Sweating with Sven warmup
I've managed 1000+ words both yesterday and today on Threshing the Grain. No idea how they actually read. I sense I'm rambling, trying to figure out who the characters are--I thought I knew, but as I started writing I realized a lot remains to be discovered. Tomorrow will the next installment of the Mysterious Novella with Dayle. (And mysterious it is. I mean, we have a plot. We have characters. We have a setting. Yet it doesn't seem to be settling down as gracefully as some of our pieces do. Partly, I think, because I keep thinking novella means we have, oh, 40,000 words, and in this case it's more long short story.

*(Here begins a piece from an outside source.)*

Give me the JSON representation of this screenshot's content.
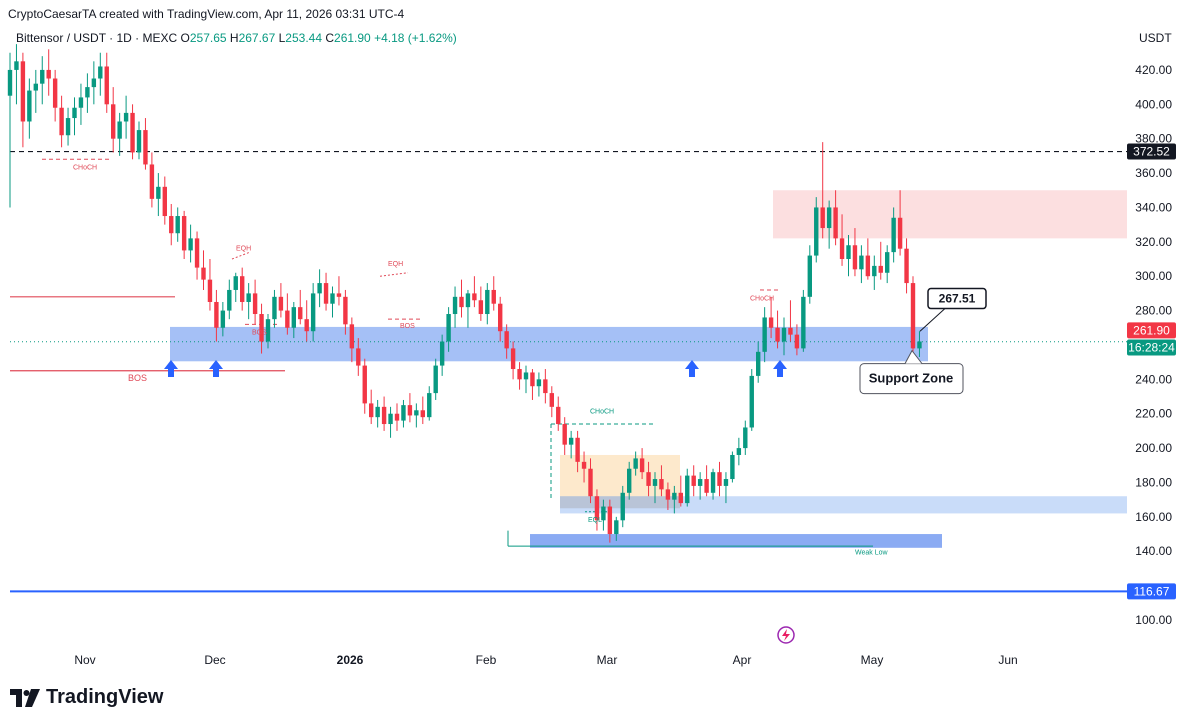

The glamorous life of a writer is feeling less glamorous than usual of late. I think that much of my malaise is more literally malady, a low-grade sinus bug that's just making me feel so run-down that doing anything is a struggle. (I'd be more worried about this if half the area wasn't down with it. My office isn't exactly a lively place right now, with us all struggling to stay awake, let alone produce accurate payrolls.) I'm tired, I'm uninspired, I'm cranky, and I'm afraid I whined at both my dear co-author and at my friend R.
R, being a wise fellow and rather experienced in the vagaries of creative types, promptly took me for a walk around the block. It's chilly, but star-filled, and smells like autumn leaves and, faintly, of chocolate--my house is near a chocolate factory. He's promised a trip to the beach tomorrow after I've gotten some writing done (I'm carless at the moment) to walk by the water and blow the cobwebs out of my head.
Meanwhile, I'm wearing my cat ears and trying to think positive.